Logo

Reading and interpreting data

9 gennaio 2025
Condividi

Useful resources

  • Alberto Cairo, Come i grafici mentono: a book that highlights the potential of data visualization while warning against common pitfalls in interpreting graphs.
  • Joshua Angrist, Mostly Harmless Econometrics: an advanced but accessible introduction to econometrics.
  • Bank of Italy’s Economia per Tutti: a financial education site explaining statistical concepts, including simple and compound interest.
  • World Bank Data Portal: many statistical bodies and others have important online databases (Istat, Eurostat, OECD, Fred), but for many key data from all countries of the world, this is the most comprehensive and easily usable.
  • Tyler Vigen, Spurious Correlations: a book and blog exploring the phenomenon of spurious correlation, i.e. cases where two variables are correlated but do not influence each other.

OUR GUIDE

Among researchers and scientists worldwide, there is a common saying: “Without data, you’re just another person with an opinion”. This phrase perfectly captures the critical role data plays in verifying information or hypotheses: confronting reality. Data is not a random collection of numbers open to interpretation but a concise representation of the world around us. 

This is why the world of information relies heavily on data. It is used to describe trends in specific topics, support claims in articles, and test the truth of statements by politicians or public figures. However, data is often used improperly. Sometimes, this is due to misunderstanding, other times due to ambiguity aimed at supporting specific arguments, and occasionally with the explicit intent of spreading fake news.

In this article, we’ll explore some of the key elements to consider when working with data and graphs, both to better appreciate their ability to simplify complex phenomena and to avoid being misled by improper representations. 

Statistics can be collected and presented in countless ways. One crucial distinction is between quantitative statistics, measurable through numbers (e.g., the number of cars sold in Italy last year), and qualitative statistics, related to specific qualities or attributes of a phenomenon (e.g., opinion polls conducted within the European Union, known as the Eurobarometer). Quantitative statistics are more commonly used in journalism and research and are also more prone to manipulation. Many principles we’ll examine, however, apply to both types.

Choosing the right sample

The first critical factor is the representativeness of the statistics we are dealing with. Data collection aims to describe the phenomenon under study as accurately as possible. For instance, if we want to determine how many people are employed in our country, the most effective method would be to visit every home nationwide and ask. However, this kind of large-scale survey would be prohibitively expensive and resource-intensive: tens of thousands of interviewers would have to meet thousands of people traveling all over the country.
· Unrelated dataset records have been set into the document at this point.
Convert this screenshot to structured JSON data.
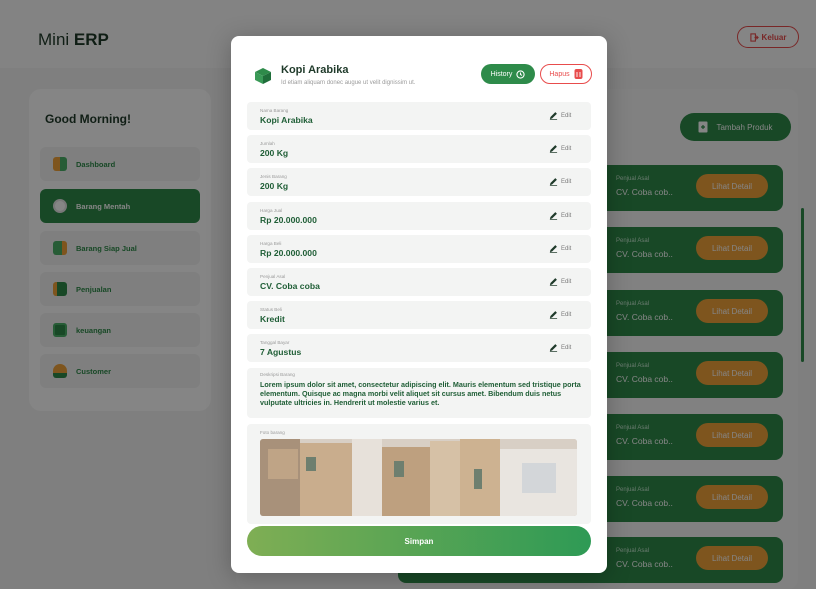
{
  "app": {
    "logo_light": "Mini ",
    "logo_bold": "ERP",
    "logout_label": "Keluar"
  },
  "sidebar": {
    "greeting": "Good Morning!",
    "items": [
      {
        "label": "Dashboard",
        "icon": "dashboard-icon"
      },
      {
        "label": "Barang Mentah",
        "icon": "raw-goods-icon",
        "active": true
      },
      {
        "label": "Barang Siap Jual",
        "icon": "ready-goods-icon"
      },
      {
        "label": "Penjualan",
        "icon": "sales-icon"
      },
      {
        "label": "keuangan",
        "icon": "finance-icon"
      },
      {
        "label": "Customer",
        "icon": "customer-icon"
      }
    ]
  },
  "main": {
    "add_button": "Tambah Produk",
    "rows": [
      {
        "seller_label": "Penjual Asal",
        "seller": "CV. Coba cob..",
        "detail": "Lihat Detail"
      },
      {
        "seller_label": "Penjual Asal",
        "seller": "CV. Coba cob..",
        "detail": "Lihat Detail"
      },
      {
        "seller_label": "Penjual Asal",
        "seller": "CV. Coba cob..",
        "detail": "Lihat Detail"
      },
      {
        "seller_label": "Penjual Asal",
        "seller": "CV. Coba cob..",
        "detail": "Lihat Detail"
      },
      {
        "seller_label": "Penjual Asal",
        "seller": "CV. Coba cob..",
        "detail": "Lihat Detail"
      },
      {
        "seller_label": "Penjual Asal",
        "seller": "CV. Coba cob..",
        "detail": "Lihat Detail"
      },
      {
        "seller_label": "Penjual Asal",
        "seller": "CV. Coba cob..",
        "detail": "Lihat Detail"
      }
    ]
  },
  "modal": {
    "title": "Kopi Arabika",
    "subtitle": "Id etiam aliquam donec augue ut velit dignissim ut.",
    "history_label": "History",
    "delete_label": "Hapus",
    "edit_label": "Edit",
    "fields": [
      {
        "label": "Nama Barang",
        "value": "Kopi Arabika"
      },
      {
        "label": "Jumlah",
        "value": "200 Kg"
      },
      {
        "label": "Jenis Barang",
        "value": "200 Kg"
      },
      {
        "label": "Harga Jual",
        "value": "Rp 20.000.000"
      },
      {
        "label": "Harga Beli",
        "value": "Rp 20.000.000"
      },
      {
        "label": "Penjual Asal",
        "value": "CV. Coba coba"
      },
      {
        "label": "Status Beli",
        "value": "Kredit"
      },
      {
        "label": "Tanggal Bayar",
        "value": "7 Agustus"
      }
    ],
    "description_label": "Deskripsi Barang",
    "description": "Lorem ipsum dolor sit amet, consectetur adipiscing elit. Mauris elementum sed tristique porta elementum. Quisque ac magna morbi velit aliquet sit cursus amet. Bibendum duis netus vulputate ultricies in. Hendrerit ut molestie varius et.",
    "photo_label": "Foto barang",
    "save_label": "Simpan"
  },
  "colors": {
    "primary": "#2e8b4a",
    "accent": "#f2a33a",
    "danger": "#e84c4c"
  }
}
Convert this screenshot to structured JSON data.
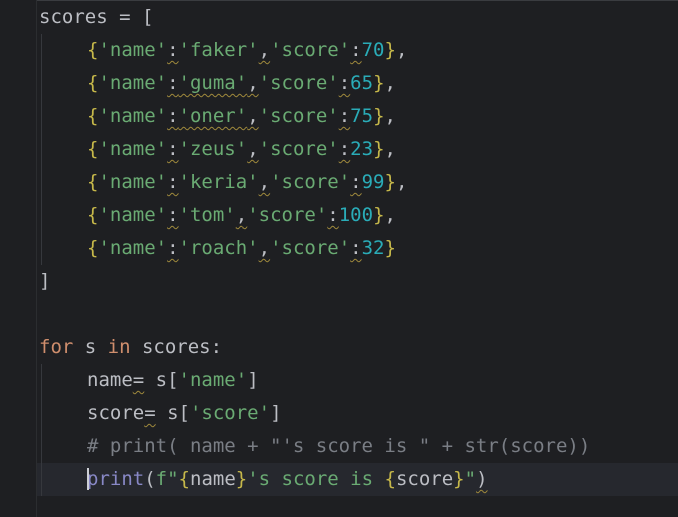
{
  "editor": {
    "lines": [
      {
        "indent": 0,
        "tokens": [
          {
            "t": "scores = [",
            "c": ""
          }
        ]
      },
      {
        "indent": 1,
        "tokens": [
          {
            "t": "{",
            "c": "brace"
          },
          {
            "t": "'name'",
            "c": "str"
          },
          {
            "t": ":",
            "c": "wavy"
          },
          {
            "t": "'faker'",
            "c": "str"
          },
          {
            "t": ",",
            "c": "wavy"
          },
          {
            "t": "'score'",
            "c": "str"
          },
          {
            "t": ":",
            "c": "wavy"
          },
          {
            "t": "70",
            "c": "num"
          },
          {
            "t": "}",
            "c": "brace"
          },
          {
            "t": ",",
            "c": ""
          }
        ]
      },
      {
        "indent": 1,
        "tokens": [
          {
            "t": "{",
            "c": "brace"
          },
          {
            "t": "'name'",
            "c": "str"
          },
          {
            "t": ":",
            "c": "wavy"
          },
          {
            "t": "'guma'",
            "c": "str wavy"
          },
          {
            "t": ",",
            "c": "wavy"
          },
          {
            "t": "'score'",
            "c": "str"
          },
          {
            "t": ":",
            "c": "wavy"
          },
          {
            "t": "65",
            "c": "num"
          },
          {
            "t": "}",
            "c": "brace"
          },
          {
            "t": ",",
            "c": ""
          }
        ]
      },
      {
        "indent": 1,
        "tokens": [
          {
            "t": "{",
            "c": "brace"
          },
          {
            "t": "'name'",
            "c": "str"
          },
          {
            "t": ":",
            "c": "wavy"
          },
          {
            "t": "'oner'",
            "c": "str wavy"
          },
          {
            "t": ",",
            "c": "wavy"
          },
          {
            "t": "'score'",
            "c": "str"
          },
          {
            "t": ":",
            "c": "wavy"
          },
          {
            "t": "75",
            "c": "num"
          },
          {
            "t": "}",
            "c": "brace"
          },
          {
            "t": ",",
            "c": ""
          }
        ]
      },
      {
        "indent": 1,
        "tokens": [
          {
            "t": "{",
            "c": "brace"
          },
          {
            "t": "'name'",
            "c": "str"
          },
          {
            "t": ":",
            "c": "wavy"
          },
          {
            "t": "'zeus'",
            "c": "str"
          },
          {
            "t": ",",
            "c": "wavy"
          },
          {
            "t": "'score'",
            "c": "str"
          },
          {
            "t": ":",
            "c": "wavy"
          },
          {
            "t": "23",
            "c": "num"
          },
          {
            "t": "}",
            "c": "brace"
          },
          {
            "t": ",",
            "c": ""
          }
        ]
      },
      {
        "indent": 1,
        "tokens": [
          {
            "t": "{",
            "c": "brace"
          },
          {
            "t": "'name'",
            "c": "str"
          },
          {
            "t": ":",
            "c": "wavy"
          },
          {
            "t": "'keria'",
            "c": "str"
          },
          {
            "t": ",",
            "c": "wavy"
          },
          {
            "t": "'score'",
            "c": "str"
          },
          {
            "t": ":",
            "c": "wavy"
          },
          {
            "t": "99",
            "c": "num"
          },
          {
            "t": "}",
            "c": "brace"
          },
          {
            "t": ",",
            "c": ""
          }
        ]
      },
      {
        "indent": 1,
        "tokens": [
          {
            "t": "{",
            "c": "brace"
          },
          {
            "t": "'name'",
            "c": "str"
          },
          {
            "t": ":",
            "c": "wavy"
          },
          {
            "t": "'tom'",
            "c": "str"
          },
          {
            "t": ",",
            "c": "wavy"
          },
          {
            "t": "'score'",
            "c": "str"
          },
          {
            "t": ":",
            "c": "wavy"
          },
          {
            "t": "100",
            "c": "num"
          },
          {
            "t": "}",
            "c": "brace"
          },
          {
            "t": ",",
            "c": ""
          }
        ]
      },
      {
        "indent": 1,
        "tokens": [
          {
            "t": "{",
            "c": "brace"
          },
          {
            "t": "'name'",
            "c": "str"
          },
          {
            "t": ":",
            "c": "wavy"
          },
          {
            "t": "'roach'",
            "c": "str"
          },
          {
            "t": ",",
            "c": "wavy"
          },
          {
            "t": "'score'",
            "c": "str"
          },
          {
            "t": ":",
            "c": "wavy"
          },
          {
            "t": "32",
            "c": "num"
          },
          {
            "t": "}",
            "c": "brace"
          }
        ]
      },
      {
        "indent": 0,
        "tokens": [
          {
            "t": "]",
            "c": ""
          }
        ]
      },
      {
        "indent": 0,
        "tokens": []
      },
      {
        "indent": 0,
        "tokens": [
          {
            "t": "for",
            "c": "kw"
          },
          {
            "t": " s ",
            "c": ""
          },
          {
            "t": "in",
            "c": "kw"
          },
          {
            "t": " scores:",
            "c": ""
          }
        ]
      },
      {
        "indent": 1,
        "tokens": [
          {
            "t": "name",
            "c": ""
          },
          {
            "t": "=",
            "c": "wavy"
          },
          {
            "t": " s[",
            "c": ""
          },
          {
            "t": "'name'",
            "c": "str"
          },
          {
            "t": "]",
            "c": ""
          }
        ]
      },
      {
        "indent": 1,
        "tokens": [
          {
            "t": "score",
            "c": ""
          },
          {
            "t": "=",
            "c": "wavy"
          },
          {
            "t": " s[",
            "c": ""
          },
          {
            "t": "'score'",
            "c": "str"
          },
          {
            "t": "]",
            "c": ""
          }
        ]
      },
      {
        "indent": 1,
        "tokens": [
          {
            "t": "# print( name + \"'s score is \" + str(score))",
            "c": "cmt"
          }
        ]
      },
      {
        "indent": 1,
        "current": true,
        "tokens": [
          {
            "t": "print",
            "c": "builtin caretbefore"
          },
          {
            "t": "(",
            "c": ""
          },
          {
            "t": "f\"",
            "c": "fstr"
          },
          {
            "t": "{",
            "c": "brace"
          },
          {
            "t": "name",
            "c": "fvar"
          },
          {
            "t": "}",
            "c": "brace"
          },
          {
            "t": "'s score is ",
            "c": "fstr"
          },
          {
            "t": "{",
            "c": "brace"
          },
          {
            "t": "score",
            "c": "fvar"
          },
          {
            "t": "}",
            "c": "brace"
          },
          {
            "t": "\"",
            "c": "fstr"
          },
          {
            "t": ")",
            "c": "wavy"
          }
        ]
      }
    ]
  },
  "colors": {
    "background": "#1e1f22",
    "keyword": "#cf8e6d",
    "string": "#6aab73",
    "number": "#2aacb8",
    "comment": "#7a7e85",
    "brace": "#c6b84a",
    "builtin": "#8888c6"
  }
}
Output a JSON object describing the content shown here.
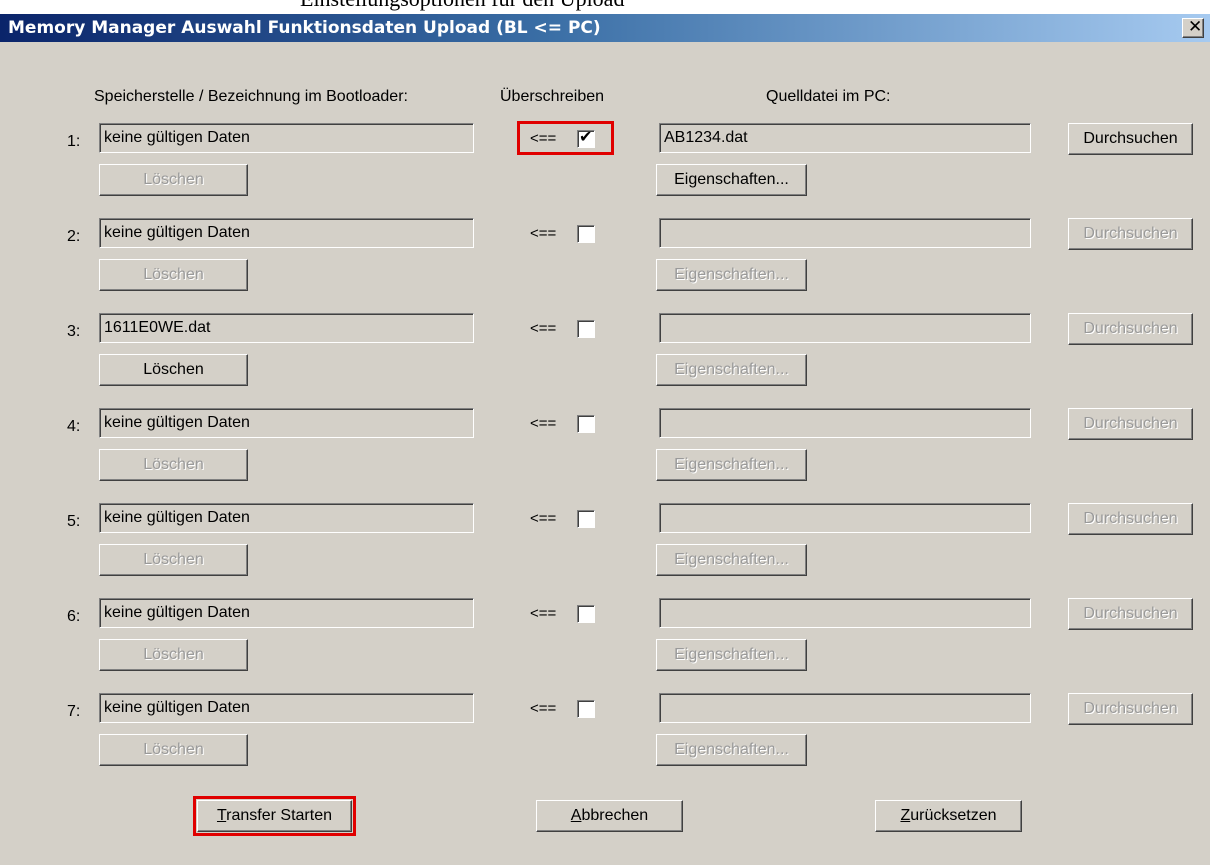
{
  "window": {
    "title": "Memory Manager Auswahl Funktionsdaten Upload (BL <= PC)",
    "close_glyph": "✕",
    "top_caption": "Einstellungsoptionen für den Upload"
  },
  "headers": {
    "bootloader": "Speicherstelle / Bezeichnung im Bootloader:",
    "overwrite": "Überschreiben",
    "source": "Quelldatei im PC:"
  },
  "rows": [
    {
      "num": "1:",
      "bootloader_value": "keine gültigen Daten",
      "delete_label": "Löschen",
      "delete_enabled": true,
      "arrow": "<==",
      "checked": true,
      "source_value": "AB1234.dat",
      "properties_label": "Eigenschaften...",
      "browse_label": "Durchsuchen",
      "enabled": true
    },
    {
      "num": "2:",
      "bootloader_value": "keine gültigen Daten",
      "delete_label": "Löschen",
      "arrow": "<==",
      "checked": false,
      "source_value": "",
      "properties_label": "Eigenschaften...",
      "browse_label": "Durchsuchen"
    },
    {
      "num": "3:",
      "bootloader_value": "1611E0WE.dat",
      "delete_label": "Löschen",
      "arrow": "<==",
      "checked": false,
      "source_value": "",
      "properties_label": "Eigenschaften...",
      "browse_label": "Durchsuchen"
    },
    {
      "num": "4:",
      "bootloader_value": "keine gültigen Daten",
      "delete_label": "Löschen",
      "arrow": "<==",
      "checked": false,
      "source_value": "",
      "properties_label": "Eigenschaften...",
      "browse_label": "Durchsuchen"
    },
    {
      "num": "5:",
      "bootloader_value": "keine gültigen Daten",
      "delete_label": "Löschen",
      "arrow": "<==",
      "checked": false,
      "source_value": "",
      "properties_label": "Eigenschaften...",
      "browse_label": "Durchsuchen"
    },
    {
      "num": "6:",
      "bootloader_value": "keine gültigen Daten",
      "delete_label": "Löschen",
      "arrow": "<==",
      "checked": false,
      "source_value": "",
      "properties_label": "Eigenschaften...",
      "browse_label": "Durchsuchen"
    },
    {
      "num": "7:",
      "bootloader_value": "keine gültigen Daten",
      "delete_label": "Löschen",
      "arrow": "<==",
      "checked": false,
      "source_value": "",
      "properties_label": "Eigenschaften...",
      "browse_label": "Durchsuchen"
    }
  ],
  "footer": {
    "transfer_pre": "",
    "transfer_u": "T",
    "transfer_post": "ransfer Starten",
    "cancel_pre": "",
    "cancel_u": "A",
    "cancel_post": "bbrechen",
    "reset_pre": "",
    "reset_u": "Z",
    "reset_post": "urücksetzen"
  },
  "colors": {
    "highlight": "#e00000",
    "titlebar_start": "#0a246a",
    "titlebar_end": "#a6caf0",
    "dialog_bg": "#d4d0c8"
  },
  "row_state": {
    "row1_delete_enabled": false,
    "row3_delete_enabled": true
  }
}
Statistics help overcome this challenge through sampling analysis. Using statistical tools and mathematical calculations, it’s possible to estimate a phenomenon affecting the general population by analyzing only a small fraction: a sample. 

However, this sample must be representative of the population. For instance, if we want to gauge Italians’ political opinions, the sample should include roughly equal numbers of men and women, proportional age groups (young, adult, elderly), individuals from various regions reflecting their population weight, and so on.

If a sample is sufficiently representative, even a small number of respondents can yield highly accurate results. National political polls, for example, often rely on just a thousand or so respondents to estimate the choices of millions of voters. 

However, if the sample loses representativeness, the number of responses required increases significantly. A poorly selected sample may distort the results. For instance, a poll on voting intentions conducted on the Instagram account of a political party leader would likely show overwhelming support for that party – regardless of the sample size – due to the bias of respondents who share similar political views. 

This is known as selection bias, an error occurring when the sample does not accurately represent the population being studied but instead reflects a subset with common characteristics.

Selection bias can result not only from errors in sample selection but also when individuals choose to participate (or not) based on their characteristics. For example, an online survey on interest in rock climbing is likely to attract responses mainly from enthusiasts of the sport. After all, would you spend ten minutes of your time answering questions about something you know and care nothing about?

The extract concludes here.